FFP-300K: Scaling First-Frame Propagation for Generalizable Video Editing
This work addresses the challenge of generalizable video editing for researchers and practitioners by providing a more robust and efficient method, though it appears incremental as it builds on the existing FFP paradigm.
The paper tackles the problem of First-Frame Propagation (FFP) for video editing by addressing the data gap with a new large-scale dataset (FFP-300K) and proposing a novel framework that eliminates the need for run-time guidance, achieving improvements of about 0.2 PickScore and 0.3 VLM score over competitors on the EditVerseBench benchmark.
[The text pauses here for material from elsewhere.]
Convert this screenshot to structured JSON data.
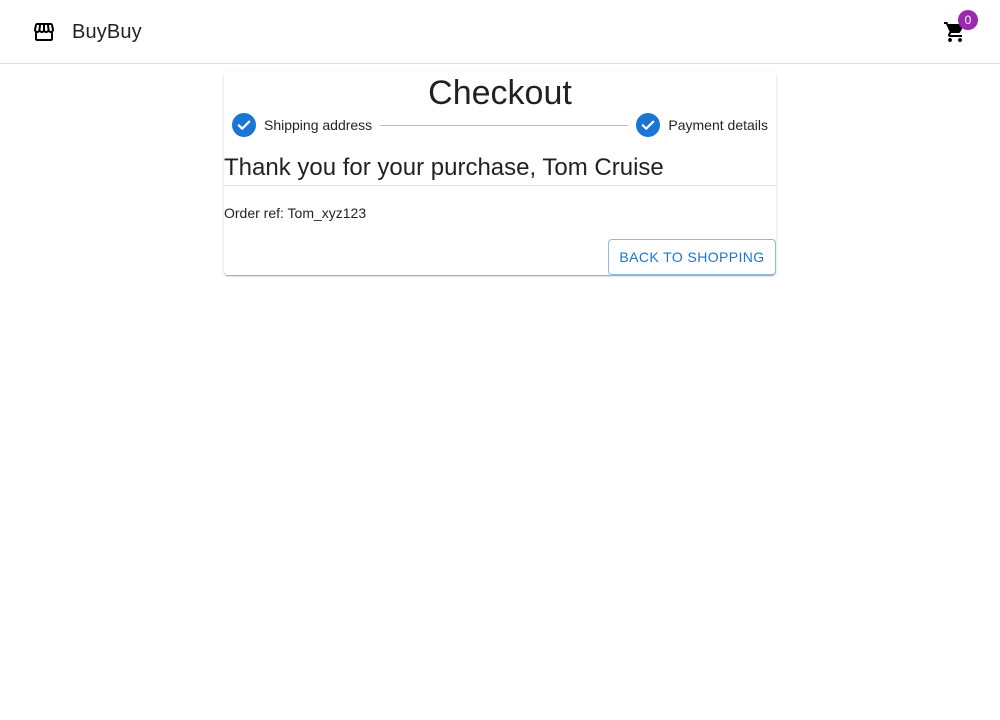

First-Frame Propagation (FFP) offers a promising paradigm for controllable video editing, but existing methods are hampered by a reliance on cumbersome run-time guidance. We identify the root cause of this limitation as the inadequacy of current training datasets, which are often too short, low-resolution, and lack the task diversity required to teach robust temporal priors. To address this foundational data gap, we first introduce FFP-300K, a new large-scale dataset comprising 300K high-fidelity video pairs at 720p resolution and 81 frames in length, constructed via a principled two-track pipeline for diverse local and global edits. Building on this dataset, we propose a novel framework designed for true guidance-free FFP that resolves the critical tension between maintaining first-frame appearance and preserving source video motion. Architecturally, we introduce Adaptive Spatio-Temporal RoPE (AST-RoPE), which dynamically remaps positional encodings to disentangle appearance and motion references. At the objective level, we employ a self-distillation strategy where an identity propagation task acts as a powerful regularizer, ensuring long-term temporal stability and preventing semantic drift. Comprehensive experiments on the EditVerseBench benchmark demonstrate that our method significantly outperforming existing academic and commercial models by receiving about 0.2 PickScore and 0.3 VLM score improvement against these competitors.